What shocks one generation can seem so tame to another, or in those shifting ironies of time what seemed natural is now the shocker. Over the last 100 years in the United States that shifting shock has most often come with the changes in race and gender relations. But the shifts have also come in the way mental health is approached and some 120 years since its publication Ten Days in a Madhouse is a reflection of those changes and while some part of the writing may seem dated or at best a piece of history much like Jacob Riis’ How the Other Half Lives, Ten Days is not that distant from our time and its subject and the manner of its writing are worth a look.
Briefly, Ten Days in a Madhouse is Nellie Bly’s (Elizabeth Jane Cochrane Seaman) account of her ten days in a madhouse in New York in 1887. Bly, in an act of stunt journalism that wold make her famous, pretended to be mildly insane so she would be sent to an asylum to see first hand what one was like. To begin the process she goes to a rooming house and one night she stays up all night staring at the wall. The stare fest alerts her roommate and scares the homeowner and the next day she fixates on her lost trunk and insists on finding it. At the same time she continually talks about too many foreigners and never having worked, which both seem strange to the working class people she is rooming with. These three things are sufficient for her to land before a judge and eventually in the madhouse where she endures the arbitrary and vindictive rule of the nurses who are little better than street toughs. At the end of ten days a lawyer from her paper the World secures her release.

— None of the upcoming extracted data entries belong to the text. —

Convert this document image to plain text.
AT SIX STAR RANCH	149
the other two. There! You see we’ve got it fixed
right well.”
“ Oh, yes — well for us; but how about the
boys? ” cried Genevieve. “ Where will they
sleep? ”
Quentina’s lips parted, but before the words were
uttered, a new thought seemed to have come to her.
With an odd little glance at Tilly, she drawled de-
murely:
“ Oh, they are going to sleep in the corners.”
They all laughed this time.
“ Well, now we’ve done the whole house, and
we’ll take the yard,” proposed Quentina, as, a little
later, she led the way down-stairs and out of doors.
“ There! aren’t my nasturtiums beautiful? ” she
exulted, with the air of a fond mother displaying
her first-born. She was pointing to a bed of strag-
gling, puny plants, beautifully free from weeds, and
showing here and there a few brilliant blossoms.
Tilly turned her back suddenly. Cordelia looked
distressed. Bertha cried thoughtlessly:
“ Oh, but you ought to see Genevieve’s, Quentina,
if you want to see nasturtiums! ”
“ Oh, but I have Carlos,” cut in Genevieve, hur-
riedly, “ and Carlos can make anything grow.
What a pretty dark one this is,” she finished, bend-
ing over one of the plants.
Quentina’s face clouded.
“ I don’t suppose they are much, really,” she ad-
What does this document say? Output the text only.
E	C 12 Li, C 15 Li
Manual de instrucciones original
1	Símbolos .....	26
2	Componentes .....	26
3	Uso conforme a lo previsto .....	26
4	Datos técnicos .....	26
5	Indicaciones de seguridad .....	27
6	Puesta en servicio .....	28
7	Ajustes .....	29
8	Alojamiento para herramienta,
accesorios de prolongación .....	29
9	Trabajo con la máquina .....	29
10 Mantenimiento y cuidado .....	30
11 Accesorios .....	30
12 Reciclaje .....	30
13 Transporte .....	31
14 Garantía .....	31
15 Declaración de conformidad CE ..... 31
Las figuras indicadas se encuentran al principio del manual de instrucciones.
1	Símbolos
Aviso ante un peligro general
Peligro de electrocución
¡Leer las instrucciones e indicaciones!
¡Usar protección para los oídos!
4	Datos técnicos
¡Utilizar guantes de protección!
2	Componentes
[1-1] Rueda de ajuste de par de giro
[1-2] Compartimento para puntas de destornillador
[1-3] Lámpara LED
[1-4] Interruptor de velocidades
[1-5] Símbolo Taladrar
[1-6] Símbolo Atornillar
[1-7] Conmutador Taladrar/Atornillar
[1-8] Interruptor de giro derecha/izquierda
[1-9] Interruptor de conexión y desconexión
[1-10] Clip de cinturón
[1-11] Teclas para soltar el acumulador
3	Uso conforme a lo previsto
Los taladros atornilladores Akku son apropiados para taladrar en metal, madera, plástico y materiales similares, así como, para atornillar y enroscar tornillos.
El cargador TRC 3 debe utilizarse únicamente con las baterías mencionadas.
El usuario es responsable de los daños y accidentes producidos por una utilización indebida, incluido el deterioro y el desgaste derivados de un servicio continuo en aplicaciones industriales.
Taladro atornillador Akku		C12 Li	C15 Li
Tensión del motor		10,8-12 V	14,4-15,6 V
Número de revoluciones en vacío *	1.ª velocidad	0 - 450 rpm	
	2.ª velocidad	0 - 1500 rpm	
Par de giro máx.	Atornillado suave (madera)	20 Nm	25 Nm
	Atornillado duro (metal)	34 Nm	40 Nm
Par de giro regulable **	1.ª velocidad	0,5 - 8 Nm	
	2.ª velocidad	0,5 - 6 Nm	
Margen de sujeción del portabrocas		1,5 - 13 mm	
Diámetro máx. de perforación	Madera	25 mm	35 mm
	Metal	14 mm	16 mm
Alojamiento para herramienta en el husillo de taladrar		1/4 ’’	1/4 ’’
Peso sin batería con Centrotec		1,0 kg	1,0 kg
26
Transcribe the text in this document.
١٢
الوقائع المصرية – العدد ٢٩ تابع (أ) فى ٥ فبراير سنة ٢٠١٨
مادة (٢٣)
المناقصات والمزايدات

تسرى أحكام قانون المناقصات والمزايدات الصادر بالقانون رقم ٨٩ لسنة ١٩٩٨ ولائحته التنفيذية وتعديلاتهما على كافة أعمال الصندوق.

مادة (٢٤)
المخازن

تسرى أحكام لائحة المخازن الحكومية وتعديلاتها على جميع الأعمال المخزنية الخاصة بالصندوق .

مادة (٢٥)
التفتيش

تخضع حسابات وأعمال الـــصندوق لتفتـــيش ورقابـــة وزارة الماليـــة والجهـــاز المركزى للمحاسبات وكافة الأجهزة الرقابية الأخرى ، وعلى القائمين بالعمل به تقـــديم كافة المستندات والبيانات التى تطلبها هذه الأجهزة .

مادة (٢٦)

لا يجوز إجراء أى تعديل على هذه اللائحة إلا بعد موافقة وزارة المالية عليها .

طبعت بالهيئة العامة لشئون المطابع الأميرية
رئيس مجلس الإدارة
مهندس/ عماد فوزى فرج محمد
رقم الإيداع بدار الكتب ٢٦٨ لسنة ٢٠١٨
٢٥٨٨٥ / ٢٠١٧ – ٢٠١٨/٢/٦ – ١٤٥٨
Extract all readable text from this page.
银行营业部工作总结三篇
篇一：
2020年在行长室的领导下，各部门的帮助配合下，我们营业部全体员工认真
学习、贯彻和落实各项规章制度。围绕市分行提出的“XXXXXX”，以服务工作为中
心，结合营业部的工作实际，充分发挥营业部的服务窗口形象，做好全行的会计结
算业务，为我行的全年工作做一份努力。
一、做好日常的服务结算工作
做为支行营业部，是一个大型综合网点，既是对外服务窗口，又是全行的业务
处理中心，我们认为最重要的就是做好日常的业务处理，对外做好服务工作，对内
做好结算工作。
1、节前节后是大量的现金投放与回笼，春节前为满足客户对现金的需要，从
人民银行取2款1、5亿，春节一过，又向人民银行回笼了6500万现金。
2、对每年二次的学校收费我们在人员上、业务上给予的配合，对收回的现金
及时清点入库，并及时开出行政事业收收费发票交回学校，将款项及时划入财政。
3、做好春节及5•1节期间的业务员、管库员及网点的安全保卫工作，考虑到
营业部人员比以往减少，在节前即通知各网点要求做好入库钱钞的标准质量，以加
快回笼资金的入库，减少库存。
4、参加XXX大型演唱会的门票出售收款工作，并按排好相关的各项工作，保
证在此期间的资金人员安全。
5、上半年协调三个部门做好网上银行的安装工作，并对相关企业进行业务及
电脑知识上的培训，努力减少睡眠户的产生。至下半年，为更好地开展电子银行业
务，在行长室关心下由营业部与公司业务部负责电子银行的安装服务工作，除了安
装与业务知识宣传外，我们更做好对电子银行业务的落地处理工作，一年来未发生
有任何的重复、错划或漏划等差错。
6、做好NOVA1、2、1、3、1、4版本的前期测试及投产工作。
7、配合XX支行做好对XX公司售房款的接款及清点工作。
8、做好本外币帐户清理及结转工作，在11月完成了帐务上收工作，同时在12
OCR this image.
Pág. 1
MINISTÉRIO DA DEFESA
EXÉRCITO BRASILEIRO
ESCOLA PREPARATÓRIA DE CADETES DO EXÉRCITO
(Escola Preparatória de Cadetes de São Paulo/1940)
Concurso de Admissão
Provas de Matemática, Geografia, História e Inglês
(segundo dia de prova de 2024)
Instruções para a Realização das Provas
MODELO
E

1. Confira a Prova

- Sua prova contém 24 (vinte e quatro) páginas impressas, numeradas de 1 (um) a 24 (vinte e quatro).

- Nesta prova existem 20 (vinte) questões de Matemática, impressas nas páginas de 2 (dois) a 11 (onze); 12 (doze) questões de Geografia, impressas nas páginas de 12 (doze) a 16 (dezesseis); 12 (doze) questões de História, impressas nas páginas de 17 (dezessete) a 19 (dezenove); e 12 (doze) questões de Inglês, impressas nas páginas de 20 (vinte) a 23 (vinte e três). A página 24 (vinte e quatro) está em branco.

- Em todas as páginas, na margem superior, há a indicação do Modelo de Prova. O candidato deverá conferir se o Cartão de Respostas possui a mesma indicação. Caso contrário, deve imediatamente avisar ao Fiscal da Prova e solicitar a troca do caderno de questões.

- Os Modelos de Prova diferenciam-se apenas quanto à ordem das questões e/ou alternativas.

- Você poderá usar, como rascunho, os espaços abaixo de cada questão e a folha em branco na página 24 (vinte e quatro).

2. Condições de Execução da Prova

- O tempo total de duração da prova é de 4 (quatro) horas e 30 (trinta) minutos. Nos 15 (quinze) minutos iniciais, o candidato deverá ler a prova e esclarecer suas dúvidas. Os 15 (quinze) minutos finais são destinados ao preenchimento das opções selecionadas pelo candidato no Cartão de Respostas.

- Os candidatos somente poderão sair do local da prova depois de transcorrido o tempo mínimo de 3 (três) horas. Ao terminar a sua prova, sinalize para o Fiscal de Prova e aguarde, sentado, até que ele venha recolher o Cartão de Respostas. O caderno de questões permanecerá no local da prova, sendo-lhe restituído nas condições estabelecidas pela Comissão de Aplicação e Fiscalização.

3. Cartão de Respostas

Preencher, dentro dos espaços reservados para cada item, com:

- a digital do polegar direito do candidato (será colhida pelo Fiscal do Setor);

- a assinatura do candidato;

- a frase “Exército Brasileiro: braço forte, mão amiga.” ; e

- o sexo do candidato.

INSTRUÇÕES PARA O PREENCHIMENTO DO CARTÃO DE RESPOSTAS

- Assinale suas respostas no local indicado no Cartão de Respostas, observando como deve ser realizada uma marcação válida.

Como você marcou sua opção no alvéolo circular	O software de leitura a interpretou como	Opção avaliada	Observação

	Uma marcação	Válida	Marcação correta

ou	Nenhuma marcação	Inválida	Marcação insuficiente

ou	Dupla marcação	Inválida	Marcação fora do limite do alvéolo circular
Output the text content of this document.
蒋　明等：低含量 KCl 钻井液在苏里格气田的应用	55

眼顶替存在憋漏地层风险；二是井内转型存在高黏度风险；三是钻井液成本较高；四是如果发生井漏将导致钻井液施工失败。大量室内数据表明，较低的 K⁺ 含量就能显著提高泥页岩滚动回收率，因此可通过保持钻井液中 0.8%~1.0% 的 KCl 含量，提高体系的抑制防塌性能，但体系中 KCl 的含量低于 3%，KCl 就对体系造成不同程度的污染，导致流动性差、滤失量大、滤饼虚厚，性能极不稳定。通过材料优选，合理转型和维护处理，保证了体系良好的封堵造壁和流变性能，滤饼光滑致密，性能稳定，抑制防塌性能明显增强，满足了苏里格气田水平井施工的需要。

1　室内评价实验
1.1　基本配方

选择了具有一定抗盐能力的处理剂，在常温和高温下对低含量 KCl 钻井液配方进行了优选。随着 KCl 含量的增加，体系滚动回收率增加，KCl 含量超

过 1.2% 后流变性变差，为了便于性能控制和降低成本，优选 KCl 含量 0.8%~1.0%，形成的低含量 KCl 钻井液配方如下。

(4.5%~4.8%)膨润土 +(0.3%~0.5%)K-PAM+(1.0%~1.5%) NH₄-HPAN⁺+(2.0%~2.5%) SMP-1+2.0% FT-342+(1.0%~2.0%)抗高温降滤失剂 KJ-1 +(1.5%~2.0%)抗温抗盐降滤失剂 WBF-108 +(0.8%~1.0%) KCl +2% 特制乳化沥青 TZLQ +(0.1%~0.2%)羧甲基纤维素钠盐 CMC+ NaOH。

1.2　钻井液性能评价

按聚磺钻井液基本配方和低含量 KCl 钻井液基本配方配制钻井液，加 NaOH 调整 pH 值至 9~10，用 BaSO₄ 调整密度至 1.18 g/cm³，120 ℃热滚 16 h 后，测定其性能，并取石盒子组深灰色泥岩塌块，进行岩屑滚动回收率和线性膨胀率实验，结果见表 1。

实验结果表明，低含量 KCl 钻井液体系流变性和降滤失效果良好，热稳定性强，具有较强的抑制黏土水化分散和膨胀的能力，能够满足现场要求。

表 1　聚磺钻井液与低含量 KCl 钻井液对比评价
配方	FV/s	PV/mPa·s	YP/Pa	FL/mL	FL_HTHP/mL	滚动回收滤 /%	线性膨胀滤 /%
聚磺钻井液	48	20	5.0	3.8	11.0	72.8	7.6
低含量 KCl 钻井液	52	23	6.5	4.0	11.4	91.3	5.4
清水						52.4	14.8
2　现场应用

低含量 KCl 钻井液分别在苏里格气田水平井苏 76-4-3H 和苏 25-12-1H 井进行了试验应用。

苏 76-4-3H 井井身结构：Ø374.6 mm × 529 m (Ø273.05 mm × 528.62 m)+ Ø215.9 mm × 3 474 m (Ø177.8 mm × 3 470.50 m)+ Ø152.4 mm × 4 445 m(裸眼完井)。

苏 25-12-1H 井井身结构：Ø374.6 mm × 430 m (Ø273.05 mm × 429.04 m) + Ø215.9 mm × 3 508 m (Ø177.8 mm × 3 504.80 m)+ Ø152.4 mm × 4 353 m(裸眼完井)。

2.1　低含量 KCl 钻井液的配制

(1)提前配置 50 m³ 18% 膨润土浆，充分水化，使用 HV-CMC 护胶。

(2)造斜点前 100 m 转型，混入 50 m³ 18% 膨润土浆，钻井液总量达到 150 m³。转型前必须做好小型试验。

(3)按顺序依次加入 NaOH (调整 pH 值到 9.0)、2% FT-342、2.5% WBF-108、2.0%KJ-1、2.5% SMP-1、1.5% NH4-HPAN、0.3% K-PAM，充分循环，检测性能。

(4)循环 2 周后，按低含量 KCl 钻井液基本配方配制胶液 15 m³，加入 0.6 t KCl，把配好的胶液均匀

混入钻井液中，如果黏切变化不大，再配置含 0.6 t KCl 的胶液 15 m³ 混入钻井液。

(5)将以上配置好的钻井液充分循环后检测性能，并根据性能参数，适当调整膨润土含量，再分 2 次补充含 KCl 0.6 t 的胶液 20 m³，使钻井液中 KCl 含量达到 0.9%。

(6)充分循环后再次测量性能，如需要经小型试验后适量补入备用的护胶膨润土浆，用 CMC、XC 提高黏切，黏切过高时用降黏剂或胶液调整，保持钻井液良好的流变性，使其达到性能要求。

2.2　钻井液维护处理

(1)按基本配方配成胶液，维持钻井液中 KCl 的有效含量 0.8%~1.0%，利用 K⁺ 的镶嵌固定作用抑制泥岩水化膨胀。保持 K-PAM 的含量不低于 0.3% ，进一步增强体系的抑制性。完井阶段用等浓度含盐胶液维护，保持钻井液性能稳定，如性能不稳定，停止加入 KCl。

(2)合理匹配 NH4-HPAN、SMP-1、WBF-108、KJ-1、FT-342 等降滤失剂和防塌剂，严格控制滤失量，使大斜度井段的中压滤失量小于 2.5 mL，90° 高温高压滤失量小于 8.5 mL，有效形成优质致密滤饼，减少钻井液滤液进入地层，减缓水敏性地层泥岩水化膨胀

What strikes a modern reader are two things. The first is the obvious arbitrariness of the commitment and cruelty of the nurses. For the women who are trapped in the asylum there seems to be no way to escape. They have no way to demonstrate their sanity and some are quite sane, only having suffered what might now be diagnosed as a bout of depression after a traumatic experience or a nervous breakdown. To say one was sane was to say one was insane. Many of the women Bly encounters should not be in the asylum by modern standards and it easy to see the asylum as yet another version of Kafka’s Trial or Kesey’s One Flew Over the Cuckoo’s Nest. But one should not let the smugness of a century’s worth of experience suggest that what she was writing about is no longer a problem. Instead, the arbitrariness and, more importantly, what constitutes madness is at the same time silly yet as strange as what could be called mad now. Saying one would not work or that there are many foreigners are quite observational, yet said amongst the working class of New York it seemed a form of obstinance. And in the obstinance you really see the shifting notions of what is strange.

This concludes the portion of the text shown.